Érase una vez un chaval de pueblo, de Valencina de la Concepción, en la provincia de Sevilla. Y uso la palabra pueblo sin el sentido peyorativo que a veces, de manera injusta, se le suele dar. Sino más bien, porque su enorme humanidad es un compendio de la bonhomía, de ese hombre de pueblo cabal, sencillo, llano, humilde, hecho a sí mismo, capaz de convertir en terrenal aquellos éxitos que otros prefieren poner en el valle de los dioses.
Como la mayoría de los niños de su generación, quiso emular a sus ídolos del fútbol, intentando hacer en las calles y plazoletas de su pueblo natal las genialidades de las figuras del momento. Sevillista por los cuatro costados, admiró a Davor Suker por encima de todos. Sin embargo, sus esfuerzos por ser un número 1 con el balón en los pies se veían truncados por esa polio que le acompaña de por vida, y que le relegaba a jugar de portero.
Pero su afán de superación no le permitió conformarse con ese rol secundario, forzado por las circunstancias. Y un día, se enteró de que en Sevilla se podría practicar el baloncesto sentado en una silla de ruedas. Sí, deporte para discapacitados, pero una alternativa a su deseo por saciar esas ganas de ser alguien en el deporte. Y así fue como ingresó en el C.D. ONCE, una entidad deportiva fundada por agentes vendedores del cupón de la Organización Nacional de Ciegos. Y como si nada, aprendió el manejo, complicado, de la silla, esquivando adversarios, botando la pelota y lanzando a canasta. Y fue creciendo en su aprendizaje, y cada día iba superando metas, igualando a los grandes del básquet, y creció tanto, que se fue a Madrid, a ganarse la vida, porque un poderoso club, recién creado, lo fichó, y le dio unas condiciones laborales interesantes para labrarse su futuro. Y allí volvió a triunfar, alcanzando lo máximo.
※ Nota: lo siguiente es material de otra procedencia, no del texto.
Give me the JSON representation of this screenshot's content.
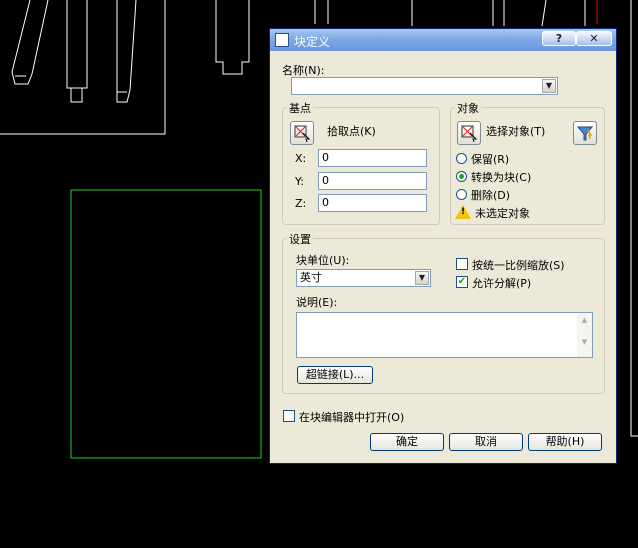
{
  "dialog": {
    "title": "块定义",
    "help_button": "?",
    "close_button": "✕",
    "name_label": "名称(N):",
    "name_value": "",
    "base_point": {
      "legend": "基点",
      "pick_label": "拾取点(K)",
      "x_label": "X:",
      "x_value": "0",
      "y_label": "Y:",
      "y_value": "0",
      "z_label": "Z:",
      "z_value": "0"
    },
    "objects": {
      "legend": "对象",
      "select_label": "选择对象(T)",
      "retain": "保留(R)",
      "convert": "转换为块(C)",
      "delete": "删除(D)",
      "selected": "convert",
      "warning": "未选定对象"
    },
    "settings": {
      "legend": "设置",
      "unit_label": "块单位(U):",
      "unit_value": "英寸",
      "scale_uniform": "按统一比例缩放(S)",
      "scale_uniform_checked": false,
      "allow_explode": "允许分解(P)",
      "allow_explode_checked": true,
      "desc_label": "说明(E):",
      "desc_value": "",
      "hyperlink": "超链接(L)..."
    },
    "open_in_editor": "在块编辑器中打开(O)",
    "open_in_editor_checked": false,
    "ok": "确定",
    "cancel": "取消",
    "help": "帮助(H)"
  }
}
Pero en esa sencillez aludida, en ese apego a lo suyo, a sus raíces, a su familia y sus amigos, se encontraba la ansiedad de quien no se siente en su hogar. Y quiso regresar a Sevilla, dejar la gran urbe madrileña y volver a su añorada Valencina. Y en ese volver, reingresó en su Once, que estaba buscando el norte que perdió con su marcha. Y lo volvió a relanzar, claro, con la ayuda de otras muchas personas, pero con su tesón y calidad inusual.
Ahora, este niño, que como ven supo crecer, va a cumplir 39 años el próximo 25 de junio. ¡Y cómo ha crecido!. Creo, que para atrás. Sí, porque cuando le ves jugar al baloncesto en silla de ruedas dudas de si estás viendo a todo un hombre, hecho y derecho, casado, con un niño y una profesión al margen del deporte, o a un crío que sólo desea jugar, jugar, jugar
Este niño grande, dos veces grande, como persona y como deportista, se llama Diego y sus apellidos son De Paz Pazo. Y este fin de semana, con sus compañeros del CD ONCE-Andalucía ha vuelto a darle al club y al deporte sevillano y andaluz otro triunfo de enorme calibre. Ni más ni menos que otra clasificación para la fase final de la Copa de Europa, como campeón invicto de su grupo. Es tanto este éxito, que si estuviésemos hablando de fútbol o de baloncesto ACB acapararía el mismo protagonismo de Messi o de Riki Rubio. Pero a él le da igual. Él se conforma con disfrutar, con ganar, con ser capaz de hacerle en su propia cancha 44 puntos al actual subcampeón de Europa, de ser, tan cerquita como está de los 40 años, el máximo anotador del campeonato, y de integrar el cinco ideal.
Eso sí, no podemos dejar de lado, al resto del equipo, a esa Sonia Ruiz que logró la canasta casi decisiva ante el Santo Stefano en un final de infarto, a Latham, Pollock (también en el quinteto mágico), Pepe Navarro, Israel Sánchez, los hermanos Zarzuela, Pablo y Alejandro, Sergio Beiro, su entrenador Matteo Feriani, y a los ausentes, Rafi Muñoz y Tania Romero, y al apoyo humano de Antonio Delgado y Jose Hidalgo. Ellos han vuelto a ser grandes, dos veces grandes.